Hot corrosion behavior of BaLa₂Ti₃O₁₀ thermal barrier oxide in V₂O₅ and Na₂SO₄ + V₂O₅ molten salts at 900 °C were investigated. After 4 h corrosion tests, a reaction layer formed on the sample surface, the phase constitution and structure of which depend on the type of the molten salt. In V₂O₅ molten salt, the layer consisted of LaVO₄, TiO₂ and Ba₃V₄O₁₃, with a dense structure and having a thickness of 8–10 μm.
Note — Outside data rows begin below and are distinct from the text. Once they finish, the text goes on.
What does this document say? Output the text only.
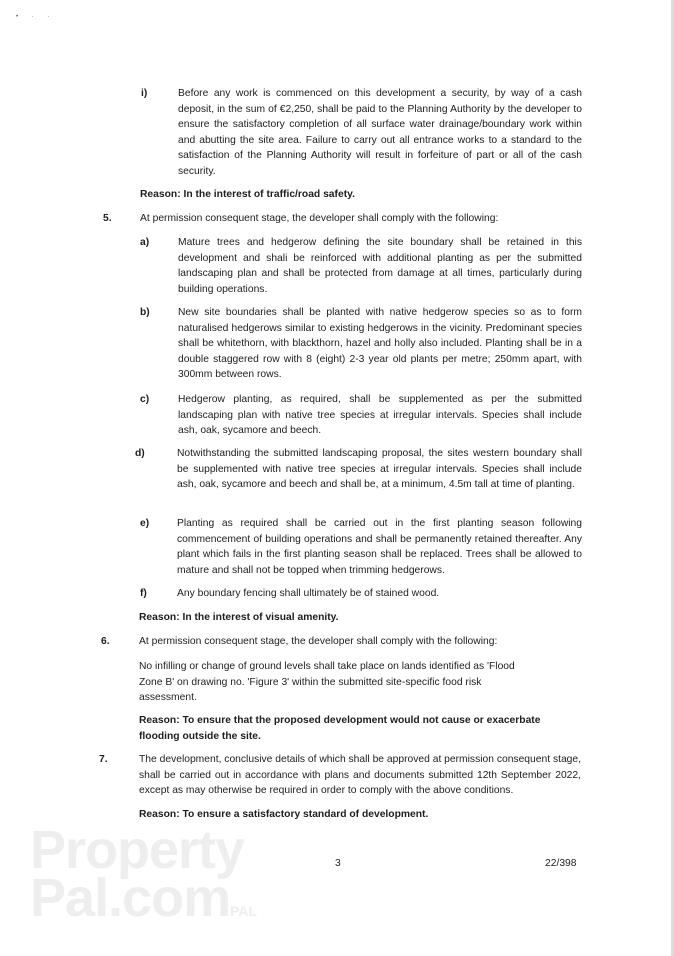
• · ·
i)	Before any work is commenced on this development a security, by way of a cash deposit, in the sum of €2,250, shall be paid to the Planning Authority by the developer to ensure the satisfactory completion of all surface water drainage/boundary work within and abutting the site area. Failure to carry out all entrance works to a standard to the satisfaction of the Planning Authority will result in forfeiture of part or all of the cash security.
Reason: In the interest of traffic/road safety.
5.	At permission consequent stage, the developer shall comply with the following:
a)	Mature trees and hedgerow defining the site boundary shall be retained in this development and shali be reinforced with additional planting as per the submitted landscaping plan and shall be protected from damage at all times, particularly during building operations.
b)	New site boundaries shall be planted with native hedgerow species so as to form naturalised hedgerows similar to existing hedgerows in the vicinity. Predominant species shall be whitethorn, with blackthorn, hazel and holly also included. Planting shall be in a double staggered row with 8 (eight) 2-3 year old plants per metre; 250mm apart, with 300mm between rows.
c)	Hedgerow planting, as required, shall be supplemented as per the submitted landscaping plan with native tree species at irregular intervals. Species shall include ash, oak, sycamore and beech.
d)	Notwithstanding the submitted landscaping proposal, the sites western boundary shall be supplemented with native tree species at irregular intervals. Species shall include ash, oak, sycamore and beech and shall be, at a minimum, 4.5m tall at time of planting.
e)	Planting as required shall be carried out in the first planting season following commencement of building operations and shall be permanently retained thereafter. Any plant which fails in the first planting season shall be replaced. Trees shall be allowed to mature and shall not be topped when trimming hedgerows.
f)	Any boundary fencing shall ultimately be of stained wood.
Reason: In the interest of visual amenity.
6.	At permission consequent stage, the developer shall comply with the following:
No infilling or change of ground levels shall take place on lands identified as 'Flood Zone B' on drawing no. 'Figure 3' within the submitted site-specific food risk assessment.
Reason: To ensure that the proposed development would not cause or exacerbate flooding outside the site.
7.	The development, conclusive details of which shall be approved at permission consequent stage, shall be carried out in accordance with plans and documents submitted 12th September 2022, except as may otherwise be required in order to comply with the above conditions.
Reason: To ensure a satisfactory standard of development.
3	22/398
Property
Pal.comPAL
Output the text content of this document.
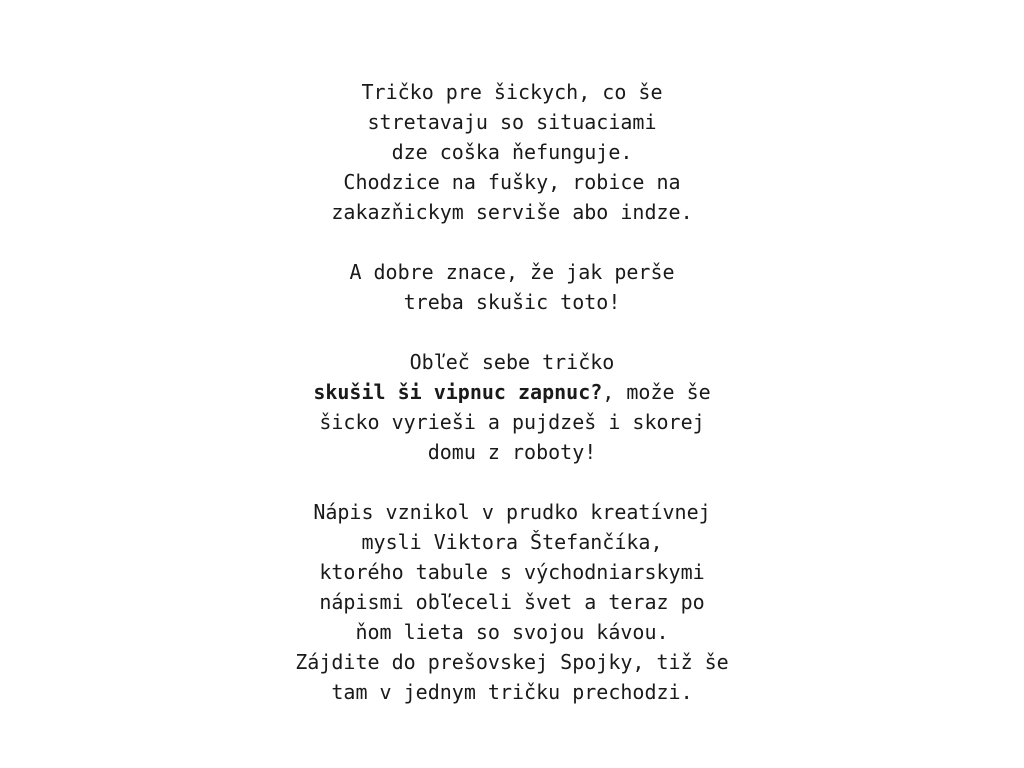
Tričko pre šickych, co še
stretavaju so situaciami
dze coška ňefunguje.
Chodzice na fušky, robice na
zakazňickym serviše abo indze.

A dobre znace, že jak perše
treba skušic toto!

Obľeč sebe tričko
skušil ši vipnuc zapnuc?, može še
šicko vyrieši a pujdzeš i skorej
domu z roboty!

Nápis vznikol v prudko kreatívnej
mysli Viktora Štefančíka,
ktorého tabule s východniarskymi
nápismi obľeceli švet a teraz po
ňom lieta so svojou kávou.
Zájdite do prešovskej Spojky, tiž še
tam v jednym tričku prechodzi.
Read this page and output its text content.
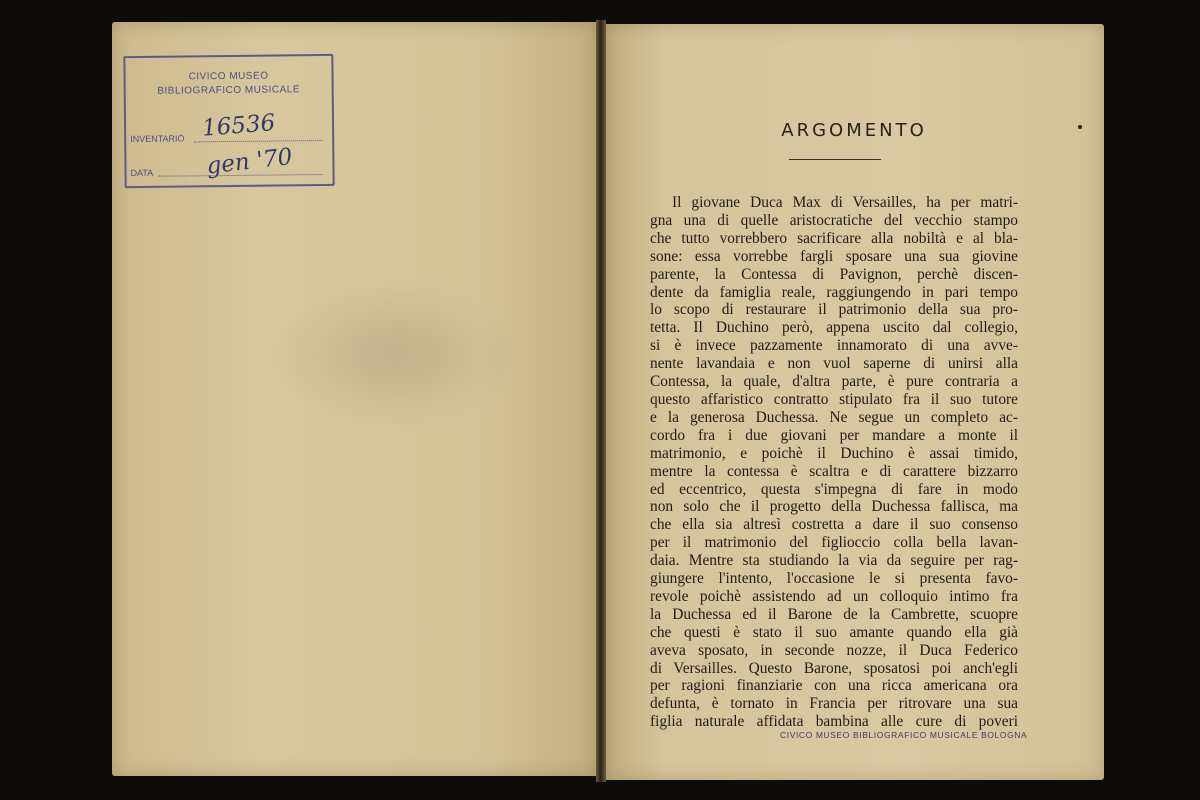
CIVICO MUSEO
BIBLIOGRAFICO MUSICALE
INVENTARIO 16536
DATA gen '70
ARGOMENTO
Il giovane Duca Max di Versailles, ha per matri-
gna una di quelle aristocratiche del vecchio stampo
che tutto vorrebbero sacrificare alla nobiltà e al bla-
sone: essa vorrebbe fargli sposare una sua giovine
parente, la Contessa di Pavignon, perchè discen-
dente da famiglia reale, raggiungendo in pari tempo
lo scopo di restaurare il patrimonio della sua pro-
tetta. Il Duchino però, appena uscito dal collegio,
si è invece pazzamente innamorato di una avve-
nente lavandaia e non vuol saperne di unirsi alla
Contessa, la quale, d'altra parte, è pure contraria a
questo affaristico contratto stipulato fra il suo tutore
e la generosa Duchessa. Ne segue un completo ac-
cordo fra i due giovani per mandare a monte il
matrimonio, e poichè il Duchino è assai timido,
mentre la contessa è scaltra e di carattere bizzarro
ed eccentrico, questa s'impegna di fare in modo
non solo che il progetto della Duchessa fallisca, ma
che ella sia altresì costretta a dare il suo consenso
per il matrimonio del figlioccio colla bella lavan-
daia. Mentre sta studiando la via da seguire per rag-
giungere l'intento, l'occasione le si presenta favo-
revole poichè assistendo ad un colloquio intimo fra
la Duchessa ed il Barone de la Cambrette, scuopre
che questi è stato il suo amante quando ella già
aveva sposato, in seconde nozze, il Duca Federico
di Versailles. Questo Barone, sposatosi poi anch'egli
per ragioni finanziarie con una ricca americana ora
defunta, è tornato in Francia per ritrovare una sua
figlia naturale affidata bambina alle cure di poveri
CIVICO MUSEO BIBLIOGRAFICO MUSICALE BOLOGNA
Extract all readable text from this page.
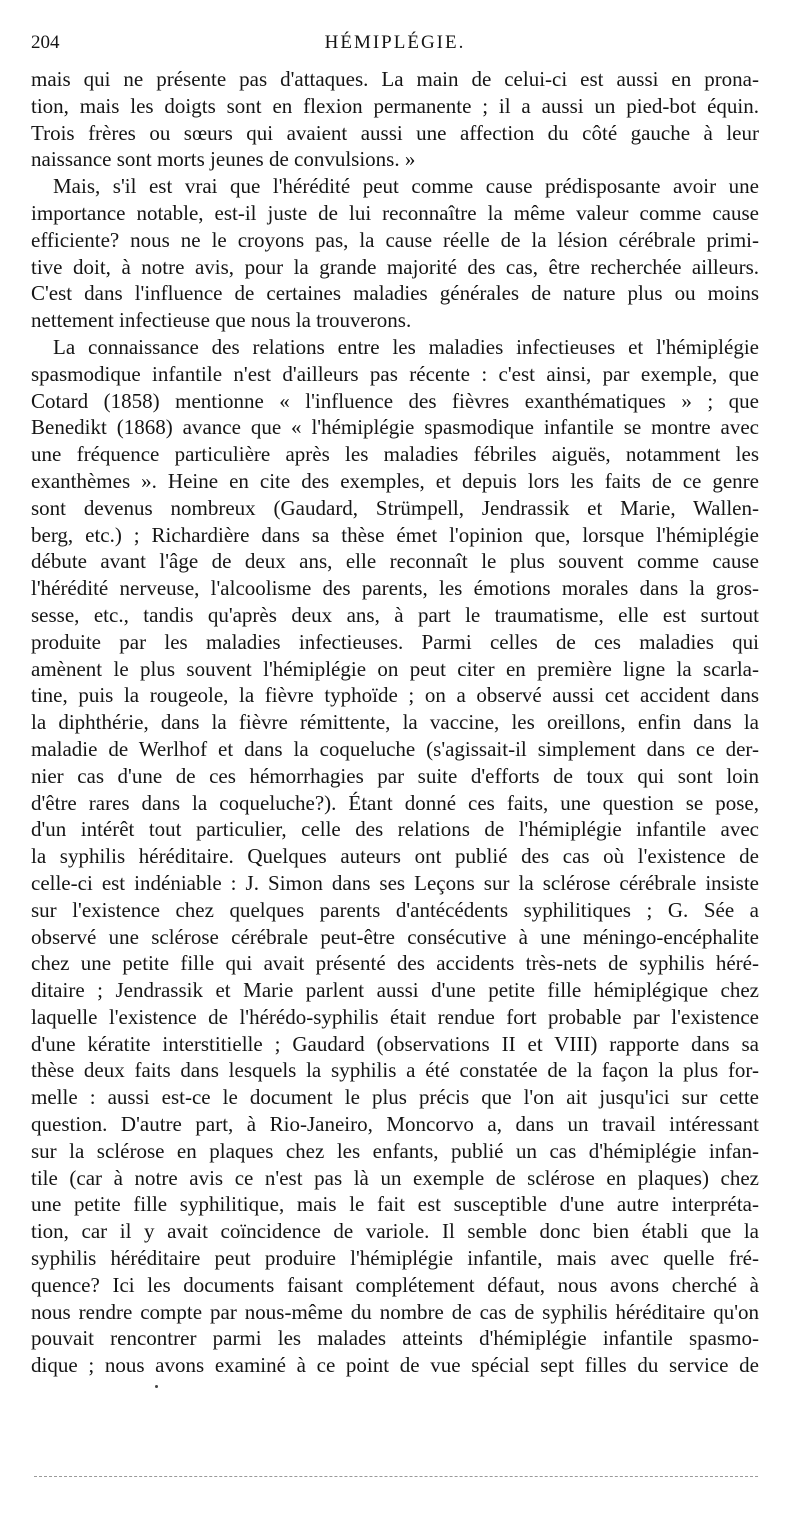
204	HÉMIPLÉGIE.
mais qui ne présente pas d'attaques. La main de celui-ci est aussi en prona-
tion, mais les doigts sont en flexion permanente ; il a aussi un pied-bot équin.
Trois frères ou sœurs qui avaient aussi une affection du côté gauche à leur
naissance sont morts jeunes de convulsions. »
Mais, s'il est vrai que l'hérédité peut comme cause prédisposante avoir une
importance notable, est-il juste de lui reconnaître la même valeur comme cause
efficiente? nous ne le croyons pas, la cause réelle de la lésion cérébrale primi-
tive doit, à notre avis, pour la grande majorité des cas, être recherchée ailleurs.
C'est dans l'influence de certaines maladies générales de nature plus ou moins
nettement infectieuse que nous la trouverons.
La connaissance des relations entre les maladies infectieuses et l'hémiplégie
spasmodique infantile n'est d'ailleurs pas récente : c'est ainsi, par exemple, que
Cotard (1858) mentionne « l'influence des fièvres exanthématiques » ; que
Benedikt (1868) avance que « l'hémiplégie spasmodique infantile se montre avec
une fréquence particulière après les maladies fébriles aiguës, notamment les
exanthèmes ». Heine en cite des exemples, et depuis lors les faits de ce genre
sont devenus nombreux (Gaudard, Strümpell, Jendrassik et Marie, Wallen-
berg, etc.) ; Richardière dans sa thèse émet l'opinion que, lorsque l'hémiplégie
débute avant l'âge de deux ans, elle reconnaît le plus souvent comme cause
l'hérédité nerveuse, l'alcoolisme des parents, les émotions morales dans la gros-
sesse, etc., tandis qu'après deux ans, à part le traumatisme, elle est surtout
produite par les maladies infectieuses. Parmi celles de ces maladies qui
amènent le plus souvent l'hémiplégie on peut citer en première ligne la scarla-
tine, puis la rougeole, la fièvre typhoïde ; on a observé aussi cet accident dans
la diphthérie, dans la fièvre rémittente, la vaccine, les oreillons, enfin dans la
maladie de Werlhof et dans la coqueluche (s'agissait-il simplement dans ce der-
nier cas d'une de ces hémorrhagies par suite d'efforts de toux qui sont loin
d'être rares dans la coqueluche?). Étant donné ces faits, une question se pose,
d'un intérêt tout particulier, celle des relations de l'hémiplégie infantile avec
la syphilis héréditaire. Quelques auteurs ont publié des cas où l'existence de
celle-ci est indéniable : J. Simon dans ses Leçons sur la sclérose cérébrale insiste
sur l'existence chez quelques parents d'antécédents syphilitiques ; G. Sée a
observé une sclérose cérébrale peut-être consécutive à une méningo-encéphalite
chez une petite fille qui avait présenté des accidents très-nets de syphilis héré-
ditaire ; Jendrassik et Marie parlent aussi d'une petite fille hémiplégique chez
laquelle l'existence de l'hérédo-syphilis était rendue fort probable par l'existence
d'une kératite interstitielle ; Gaudard (observations II et VIII) rapporte dans sa
thèse deux faits dans lesquels la syphilis a été constatée de la façon la plus for-
melle : aussi est-ce le document le plus précis que l'on ait jusqu'ici sur cette
question. D'autre part, à Rio-Janeiro, Moncorvo a, dans un travail intéressant
sur la sclérose en plaques chez les enfants, publié un cas d'hémiplégie infan-
tile (car à notre avis ce n'est pas là un exemple de sclérose en plaques) chez
une petite fille syphilitique, mais le fait est susceptible d'une autre interpréta-
tion, car il y avait coïncidence de variole. Il semble donc bien établi que la
syphilis héréditaire peut produire l'hémiplégie infantile, mais avec quelle fré-
quence? Ici les documents faisant complétement défaut, nous avons cherché à
nous rendre compte par nous-même du nombre de cas de syphilis héréditaire qu'on
pouvait rencontrer parmi les malades atteints d'hémiplégie infantile spasmo-
dique ; nous avons examiné à ce point de vue spécial sept filles du service de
While in Na₂SO₄ + V₂O₅ molten salt, it contained LaVO₄, TiO₂ and BaSO₄, mainly exhibiting a porous structure, which could be attributed to the participation of SO₃ gas during the formation process of the reaction layer. At the bottom of the porous layer, there existed a dense, thin band, consisting of Ba₃V₄O₁₃, LaVO₄ and TiO₂. Beneath the dense layer or the band, no molten salt trace existed in the samples, indicating that further infiltration of the molten salts has been arrested. Based on this study, it could be concluded that though BaLa₂Ti₃O₁₀ ceramic as TBC candidate has good resistance in both salts, it shows better resistance to V₂O₅ salt corrosion.